New Year Countdown 2027
Happy New Year!
New Year countdown
Counts down the days, hours, minutes, and seconds to January 1 at midnight in your local time zone.
A short history of New Year
January 1 as the start of the year is a Roman invention: the Julian calendar set it there in 45 BC. Most of the world adopted the Gregorian calendar (a refinement that fixed a drift problem) between 1582 and 1923, so today nearly every country observes January 1, even if a separate cultural new year (Lunar New Year, Nowruz, Rosh Hashanah) carries the local meaning. Watch night TV broadcasts roll west across the time zones: Sydney first, then Asia, then Europe, then North America, then Hawaii last.
Common questions
- What time zone does the countdown use?
- Your device's local time. Midnight on New Year's Eve in Tokyo is not midnight in London; the page counts down to whichever midnight is yours.
- Does the countdown keep running if I switch tabs?
- Yes. The page reads the current time on each tick; an inactive tab catches up the moment you return.

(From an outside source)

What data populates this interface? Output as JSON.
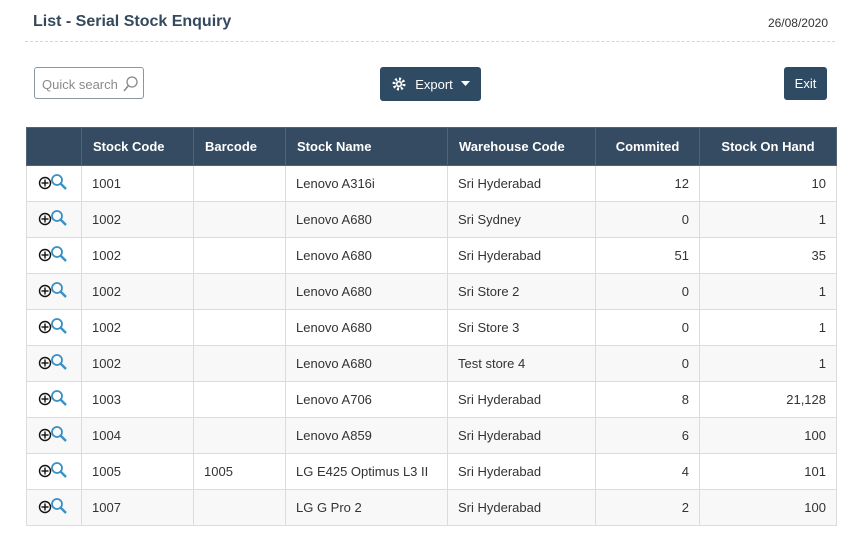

- What happens when it hits zero?
- A short celebration message appears on the page. There is no popup or alarm sound by default, so the page can sit on a second monitor without surprising anyone.

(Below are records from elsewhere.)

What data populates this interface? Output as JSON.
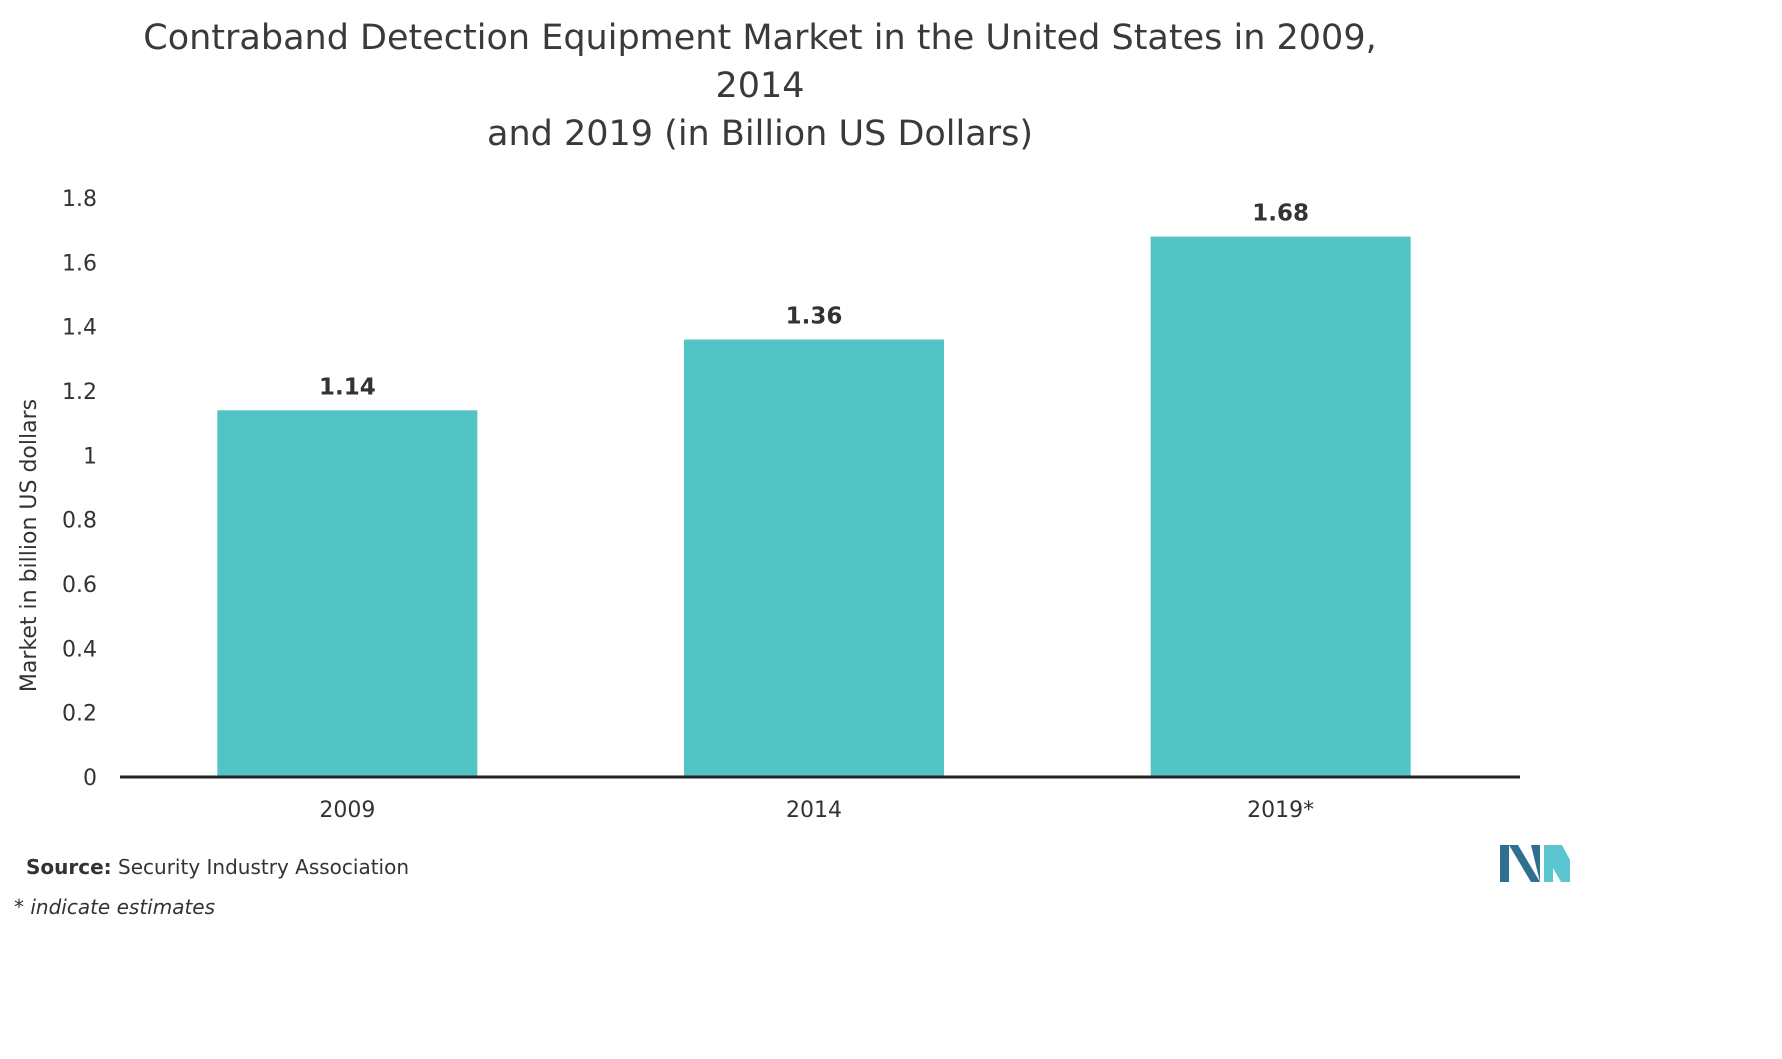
{
  "chart_data": {
    "type": "bar",
    "title_line1": "Contraband Detection Equipment Market in the United States in 2009, 2014",
    "title_line2": "and 2019 (in Billion US Dollars)",
    "categories": [
      "2009",
      "2014",
      "2019*"
    ],
    "values": [
      1.14,
      1.36,
      1.68
    ],
    "value_labels": [
      "1.14",
      "1.36",
      "1.68"
    ],
    "ylabel": "Market in billion US dollars",
    "xlabel": "",
    "ylim": [
      0,
      1.8
    ],
    "yticks": [
      0,
      0.2,
      0.4,
      0.6,
      0.8,
      1,
      1.2,
      1.4,
      1.6,
      1.8
    ],
    "ytick_labels": [
      "0",
      "0.2",
      "0.4",
      "0.6",
      "0.8",
      "1",
      "1.2",
      "1.4",
      "1.6",
      "1.8"
    ],
    "grid": false,
    "bar_color": "#53c4c6",
    "axis_color": "#222222"
  },
  "footer": {
    "source_label": "Source:",
    "source_text": " Security Industry Association",
    "note": "* indicate estimates"
  },
  "logo": {
    "icon": "mordor-intelligence-logo-icon",
    "color_dark": "#2f6f8f",
    "color_light": "#5cc6d0"
  }
}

- Can I make the digits bigger?
- Yes. The size buttons (S, M, L, XL, 2XL, 3XL) live in the settings panel and the choice saves for next time. Use fullscreen for a wall display.
- Does it work on my phone?
- Yes. The layout collapses to a two-column grid on phones so three-digit day counts still fit.
Tips
Save the page to your home screen and the countdown becomes a one-tap glance without browser chrome around it. Pin the tab in your desktop browser so you can leave it running for weeks without it getting closed by accident. Theme effects (the confetti or pumpkin background on the seasonal pages) can be turned off in the settings if a moving background is distracting.